Indian Economy
A worker speaks on his mobile phone as he makes gear parts at a manufacturing unit in Kolkata, India, June 1, 2015.Reuters

The World Bank on Thursday kept its forecast for India's growth unchanged at 7.5% for the current fiscal, even as other agencies have cut their estimates after taking into account the slow pace of reforms and weak external conditions.

"The latest India Development Update expects India's economic growth to be at 7.5 per cent in 2015-16, followed by a further acceleration to 7.8 per cent in 2016-17 and 7.9 per cent in 2017-18," the World Bank said.

The growth would be subject to conditions, according to the bank.

"However, acceleration in growth is conditional on the growth rate of investment picking up to 8.8 per cent during FY16 to FY18," PTI quoted the World Bank as saying.

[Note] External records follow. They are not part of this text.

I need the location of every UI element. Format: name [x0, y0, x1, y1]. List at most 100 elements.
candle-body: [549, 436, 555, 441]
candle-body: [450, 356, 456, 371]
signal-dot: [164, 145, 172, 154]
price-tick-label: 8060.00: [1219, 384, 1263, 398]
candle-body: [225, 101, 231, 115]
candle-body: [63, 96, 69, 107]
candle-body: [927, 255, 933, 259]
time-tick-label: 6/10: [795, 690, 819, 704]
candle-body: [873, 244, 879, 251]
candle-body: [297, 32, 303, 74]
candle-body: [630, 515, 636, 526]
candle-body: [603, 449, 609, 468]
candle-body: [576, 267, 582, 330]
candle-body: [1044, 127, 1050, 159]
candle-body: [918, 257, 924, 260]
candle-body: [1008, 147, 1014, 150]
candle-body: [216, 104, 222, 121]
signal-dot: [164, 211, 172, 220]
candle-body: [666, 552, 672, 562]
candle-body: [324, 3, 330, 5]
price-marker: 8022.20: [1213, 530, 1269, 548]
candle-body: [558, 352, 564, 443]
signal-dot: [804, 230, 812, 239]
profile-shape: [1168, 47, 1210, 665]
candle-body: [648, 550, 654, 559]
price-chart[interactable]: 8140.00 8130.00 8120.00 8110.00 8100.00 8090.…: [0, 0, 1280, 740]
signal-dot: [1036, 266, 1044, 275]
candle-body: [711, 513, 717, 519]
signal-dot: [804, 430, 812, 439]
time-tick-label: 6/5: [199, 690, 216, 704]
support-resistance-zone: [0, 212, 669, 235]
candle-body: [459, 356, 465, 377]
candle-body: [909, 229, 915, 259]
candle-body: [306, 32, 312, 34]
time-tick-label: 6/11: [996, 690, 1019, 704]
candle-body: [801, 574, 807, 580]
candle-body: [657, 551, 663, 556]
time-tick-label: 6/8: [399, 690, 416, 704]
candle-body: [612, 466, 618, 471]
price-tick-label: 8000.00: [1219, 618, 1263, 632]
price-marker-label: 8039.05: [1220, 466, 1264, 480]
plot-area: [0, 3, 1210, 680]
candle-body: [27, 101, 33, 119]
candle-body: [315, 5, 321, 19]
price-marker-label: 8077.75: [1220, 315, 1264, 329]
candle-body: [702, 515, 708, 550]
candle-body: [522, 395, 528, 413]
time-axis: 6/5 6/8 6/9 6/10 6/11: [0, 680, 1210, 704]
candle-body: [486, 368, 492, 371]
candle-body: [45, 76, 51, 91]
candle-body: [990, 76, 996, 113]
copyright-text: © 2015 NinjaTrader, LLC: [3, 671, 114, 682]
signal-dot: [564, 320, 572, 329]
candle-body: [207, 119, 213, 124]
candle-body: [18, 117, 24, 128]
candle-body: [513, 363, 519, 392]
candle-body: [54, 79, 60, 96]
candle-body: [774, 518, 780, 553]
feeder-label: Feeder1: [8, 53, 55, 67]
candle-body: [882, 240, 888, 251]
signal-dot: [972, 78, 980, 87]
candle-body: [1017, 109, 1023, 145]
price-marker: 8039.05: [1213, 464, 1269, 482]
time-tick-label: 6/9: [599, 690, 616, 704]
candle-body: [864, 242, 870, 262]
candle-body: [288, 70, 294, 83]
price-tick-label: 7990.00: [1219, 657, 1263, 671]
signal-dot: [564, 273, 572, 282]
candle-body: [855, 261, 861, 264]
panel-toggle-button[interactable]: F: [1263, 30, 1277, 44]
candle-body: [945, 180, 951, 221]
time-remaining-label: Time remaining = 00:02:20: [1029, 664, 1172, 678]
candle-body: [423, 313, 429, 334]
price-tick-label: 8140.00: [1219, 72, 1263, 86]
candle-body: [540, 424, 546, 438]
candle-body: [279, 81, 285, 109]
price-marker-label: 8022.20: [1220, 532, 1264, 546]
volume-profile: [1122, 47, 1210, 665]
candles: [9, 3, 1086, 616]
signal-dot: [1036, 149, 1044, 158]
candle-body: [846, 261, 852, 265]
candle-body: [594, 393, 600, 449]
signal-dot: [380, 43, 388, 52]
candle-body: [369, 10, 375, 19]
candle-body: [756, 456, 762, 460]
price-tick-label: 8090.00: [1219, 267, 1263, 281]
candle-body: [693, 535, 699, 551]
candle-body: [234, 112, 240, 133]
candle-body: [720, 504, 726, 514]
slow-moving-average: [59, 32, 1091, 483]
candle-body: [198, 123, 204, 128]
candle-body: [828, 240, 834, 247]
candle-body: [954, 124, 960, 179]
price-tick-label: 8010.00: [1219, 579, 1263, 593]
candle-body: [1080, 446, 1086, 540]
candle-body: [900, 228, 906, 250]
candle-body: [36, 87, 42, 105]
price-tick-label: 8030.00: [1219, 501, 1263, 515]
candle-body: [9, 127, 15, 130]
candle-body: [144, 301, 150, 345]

Earlier, this month, the International Monetary fund (IMF) had cut its forecast for India's gross domestic product (GDP) growth to 7.3% for 2015-16 from the earlier estimate of 7.5% made in July.

India has exploited the opportunity that resulted from a significant decline in global crude oil prices and commodity prices "to eliminate petrol and diesel subsidies and increase excise taxes," said World Bank India senior country economist Frederico Gil Sander.

The government had raised excise duty on diesel prices by Rs 5 per litre  between November last year and January this year, taking advantage of the 16% fall in global crude prices.

The tax component in diesel prices rose from 18% to 38% and on petrol prices, to 49% from 31% since November last year, according to Harshad Borawake, vice-president (research) at Motilal Oswal Securities Ltd.

Gil Sander said that India's growth outlook could face major risks from the banking sector and financing requirements of infrastructure companies.

"Public sector banks, which account for three-fourths of domestic credit, are under stress, with a rising share of non-performing assets," Gil Sander noted.

However, he said that India is well positioned to "weather" any negative impact from volatility in the global markets in the short-term.